En su mayoría, las guías sobre el retorno se antojan entonces limitadas e insuficientes para encauzar un reingreso a las instalaciones escolares. En términos coyunturales es improcedente aferrarse al calendario previsto: en una circunstancia en la que los números diarios de contagiados por una variante Delta más transmisible que la cepa inicial, son superiores a los calculados durante los anteriores picos de la pandemia, ignoramos en qué medida la salud de los niños y de sus familias estará afectada. Más valdría desprogramar que lamentar.
En términos contextuales, el regreso “opcional” de los alumnos, al depender esencialmente del libre albedrio de los padres, no permitirá cumplir con los objetivos supuestamente perseguidos. La elección, tomada por los individuos o los núcleos familiares, de mandar o no a los niños a la escuela no garantizará ni el bienestar emocional de los infantes y adolescentes en su conjunto, ni la nivelación académica de los más perjudicados por sus dificultades en aprovechar la educación a distancia, ni la recuperación de una sociabilidad juvenil maltrecha por la pandemia. No servirá para aminorar una vulnerabilidad en la matricula, acrecentada por la brecha digital.
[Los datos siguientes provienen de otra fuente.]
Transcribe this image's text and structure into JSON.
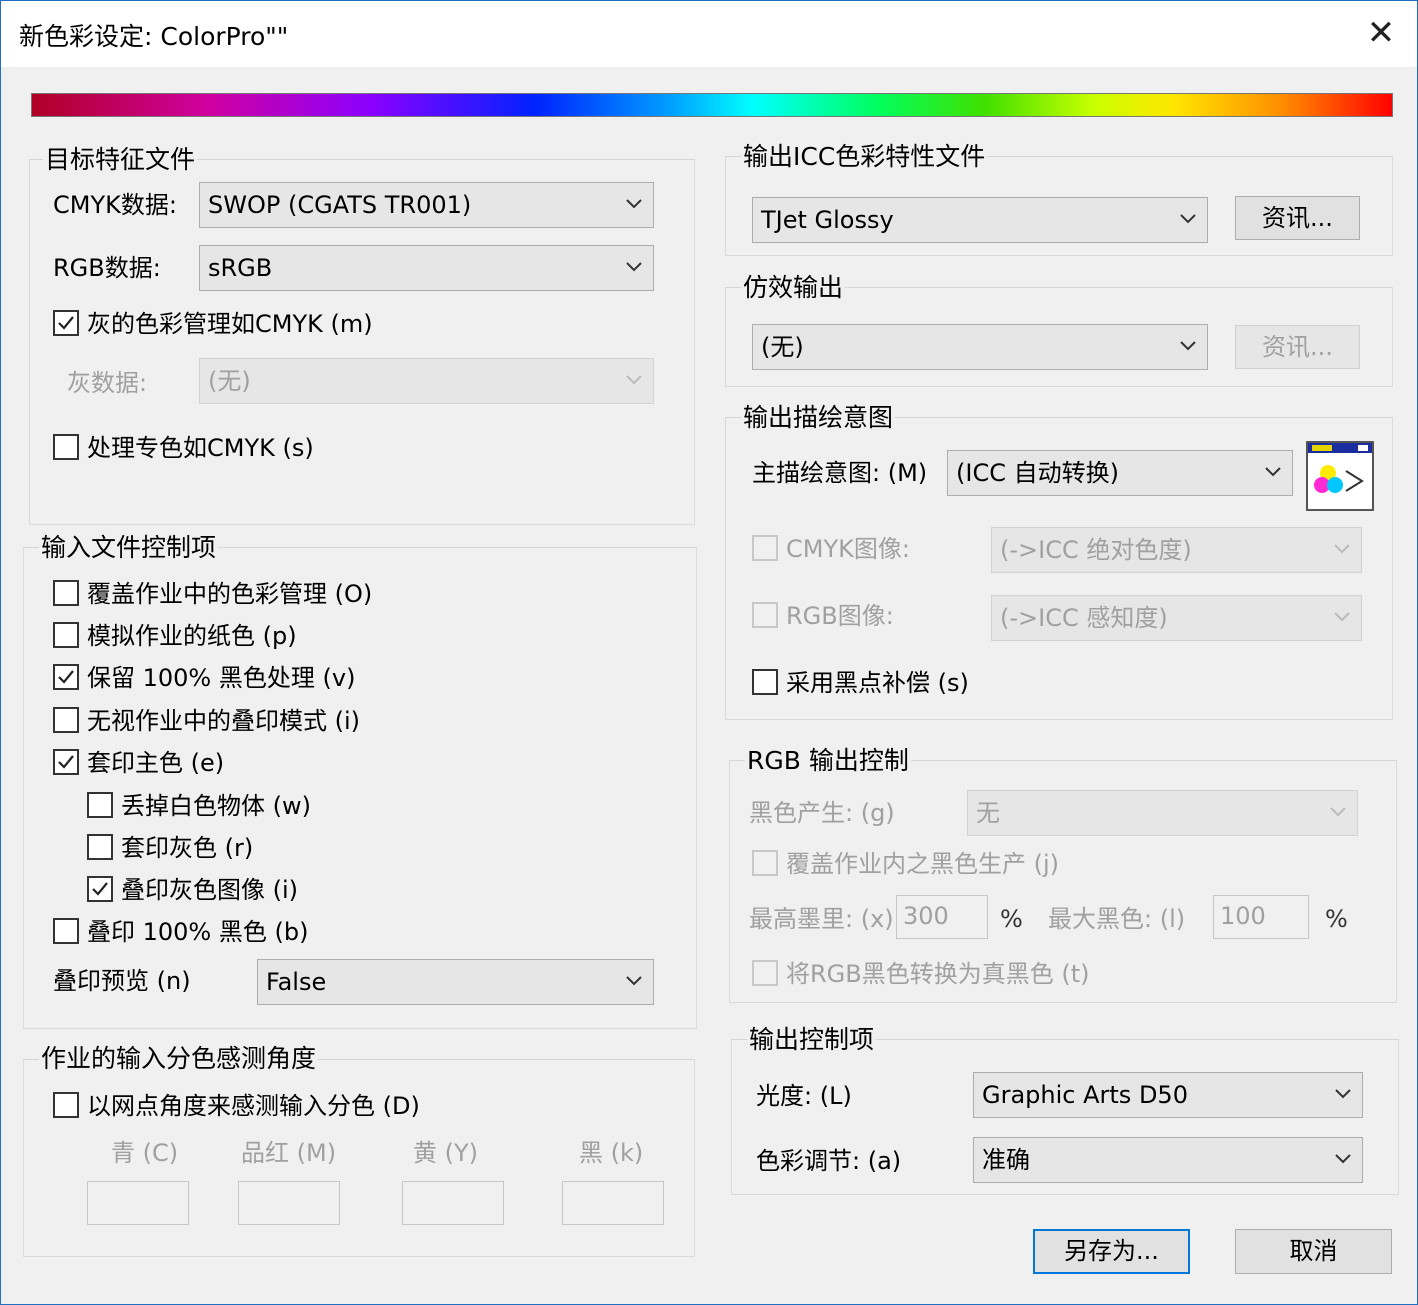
{
  "window": {
    "title": "新色彩设定: ColorPro\"\""
  },
  "target_profiles": {
    "title": "目标特征文件",
    "cmyk_label": "CMYK数据:",
    "cmyk_value": "SWOP (CGATS TR001)",
    "rgb_label": "RGB数据:",
    "rgb_value": "sRGB",
    "gray_cmyk_label": "灰的色彩管理如CMYK (m)",
    "gray_cmyk_checked": true,
    "gray_data_label": "灰数据:",
    "gray_data_value": "(无)",
    "spot_cmyk_label": "处理专色如CMYK (s)",
    "spot_cmyk_checked": false
  },
  "input_controls": {
    "title": "输入文件控制项",
    "items": [
      {
        "label": "覆盖作业中的色彩管理 (O)",
        "checked": false
      },
      {
        "label": "模拟作业的纸色 (p)",
        "checked": false
      },
      {
        "label": "保留 100% 黑色处理 (v)",
        "checked": true
      },
      {
        "label": "无视作业中的叠印模式 (i)",
        "checked": false
      },
      {
        "label": "套印主色 (e)",
        "checked": true
      },
      {
        "label": "丢掉白色物体 (w)",
        "checked": false
      },
      {
        "label": "套印灰色 (r)",
        "checked": false
      },
      {
        "label": "叠印灰色图像 (i)",
        "checked": true
      },
      {
        "label": "叠印 100% 黑色 (b)",
        "checked": false
      }
    ],
    "preview_label": "叠印预览 (n)",
    "preview_value": "False"
  },
  "separation_angle": {
    "title": "作业的输入分色感测角度",
    "detect_label": "以网点角度来感测输入分色 (D)",
    "detect_checked": false,
    "cyan": "青 (C)",
    "magenta": "品红 (M)",
    "yellow": "黄 (Y)",
    "black": "黑 (k)"
  },
  "output_icc": {
    "title": "输出ICC色彩特性文件",
    "value": "TJet Glossy",
    "info_button": "资讯..."
  },
  "emulation": {
    "title": "仿效输出",
    "value": "(无)",
    "info_button": "资讯..."
  },
  "rendering_intent": {
    "title": "输出描绘意图",
    "main_label": "主描绘意图: (M)",
    "main_value": "(ICC 自动转换)",
    "cmyk_label": "CMYK图像:",
    "cmyk_value": "(->ICC 绝对色度)",
    "rgb_label": "RGB图像:",
    "rgb_value": "(->ICC 感知度)",
    "bpc_label": "采用黑点补偿 (s)",
    "bpc_checked": false
  },
  "rgb_output": {
    "title": "RGB 输出控制",
    "black_gen_label": "黑色产生: (g)",
    "black_gen_value": "无",
    "override_label": "覆盖作业内之黑色生产 (j)",
    "max_ink_label": "最高墨里: (x)",
    "max_ink_value": "300",
    "max_black_label": "最大黑色: (l)",
    "max_black_value": "100",
    "percent": "%",
    "convert_label": "将RGB黑色转换为真黑色 (t)"
  },
  "output_controls": {
    "title": "输出控制项",
    "illum_label": "光度: (L)",
    "illum_value": "Graphic Arts D50",
    "color_adj_label": "色彩调节: (a)",
    "color_adj_value": "准确"
  },
  "buttons": {
    "save_as": "另存为...",
    "cancel": "取消"
  },
  "icons": {
    "close": "close-icon",
    "dropdown": "chevron-down-icon",
    "check": "checkmark-icon",
    "intent": "color-preview-icon"
  }
}
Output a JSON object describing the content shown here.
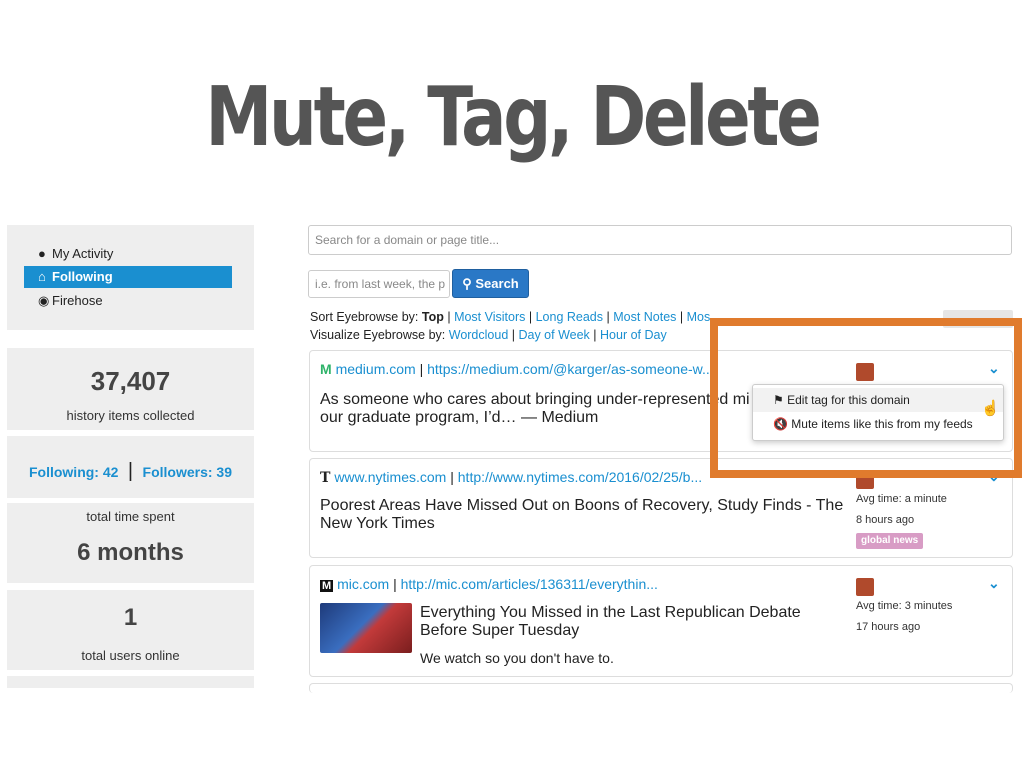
{
  "slide": {
    "title": "Mute, Tag, Delete"
  },
  "sidebar": {
    "nav": [
      {
        "label": "My Activity",
        "icon": "user-icon",
        "active": false
      },
      {
        "label": "Following",
        "icon": "home-icon",
        "active": true
      },
      {
        "label": "Firehose",
        "icon": "globe-icon",
        "active": false
      }
    ],
    "history_count": "37,407",
    "history_label": "history items collected",
    "following_label": "Following: 42",
    "followers_label": "Followers: 39",
    "time_label": "total time spent",
    "time_value": "6 months",
    "online_count": "1",
    "online_label": "total users online"
  },
  "search": {
    "placeholder": "Search for a domain or page title...",
    "date_placeholder": "i.e. from last week, the p",
    "button_label": "Search"
  },
  "sort": {
    "prefix": "Sort Eyebrowse by:",
    "top": "Top",
    "most_visitors": "Most Visitors",
    "long_reads": "Long Reads",
    "most_notes": "Most Notes",
    "most_partial": "Mos"
  },
  "visualize": {
    "prefix": "Visualize Eyebrowse by:",
    "wordcloud": "Wordcloud",
    "day_of_week": "Day of Week",
    "hour_of_day": "Hour of Day"
  },
  "feed": [
    {
      "domain": "medium.com",
      "url": "https://medium.com/@karger/as-someone-w...",
      "title_line1": "As someone who cares about bringing under-represented mi",
      "title_line2": "our graduate program, I’d… — Medium"
    },
    {
      "domain": "www.nytimes.com",
      "url": "http://www.nytimes.com/2016/02/25/b...",
      "title_line1": "Poorest Areas Have Missed Out on Boons of Recovery, Study Finds - The",
      "title_line2": "New York Times",
      "avg_time": "Avg time: a minute",
      "ago": "8 hours ago",
      "tag": "global news"
    },
    {
      "domain": "mic.com",
      "url": "http://mic.com/articles/136311/everythin...",
      "title_line1": "Everything You Missed in the Last Republican Debate",
      "title_line2": "Before Super Tuesday",
      "description": "We watch so you don't have to.",
      "avg_time": "Avg time: 3 minutes",
      "ago": "17 hours ago"
    }
  ],
  "dropdown": {
    "edit_tag": "Edit tag for this domain",
    "mute": "Mute items like this from my feeds"
  },
  "colors": {
    "link": "#1a8fd0",
    "highlight": "#e07b2d",
    "tag": "#d89cc5",
    "active_nav": "#1a8fd0"
  }
}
En la perspectiva de un debilitamiento del vínculo y de tasas de deserción variadas según el estatuto socio-económico, un riesgo es que un retorno presencial a clases, no estructurado en torno a colectivos focalizados de beneficiarios, empeore los sesgos existentes. Escribía Miguel Hernández en El hombre acecha: “Años del hambre han sido para el pobre sus años.
Sumaban para el otro su cantidad los panes”. El INEGI y el CONEVAL produjeron ya datos que comprueban la relación perversa entre pobreza, salud y acceso a los servicios de bienestar.
Pero, la marginación y las privaciones no son sólo cifras. Tienen rostros y uno de ellos es el de los niños malnutridos, hacinados y crónicamente afectados por padecimientos evitables. Si es que regresan esos niños a sus escuelas, ingresarán a espacios estropeados y, sobre todo, riesgosos en época de epidemia. A los lastres de la pobreza, se añadirá el peligro de la enfermedad. Poco los protegerán protocolos calcados sobre los aplicados por países con mejores niveles de desarrollo.
En vista de eso, ¿qué hacer? Diferir la reinserción de los alumnos en función de su pertenencia a grupos prioritarios, tomar en cuenta las condiciones de funcionamiento de las infraestructuras educativas, escuchar a los maestros y directores de planteles, auscultar a los padres de familia, apoyar íntegra- y primeramente a los niños que requieran apoyos de cualquier índole, son alternativas a considerar. Servirian para reencauzar una dinámica que, en su estado actual, es más política-autoritaria que participativa-democrática, más demostrativa que incluyente.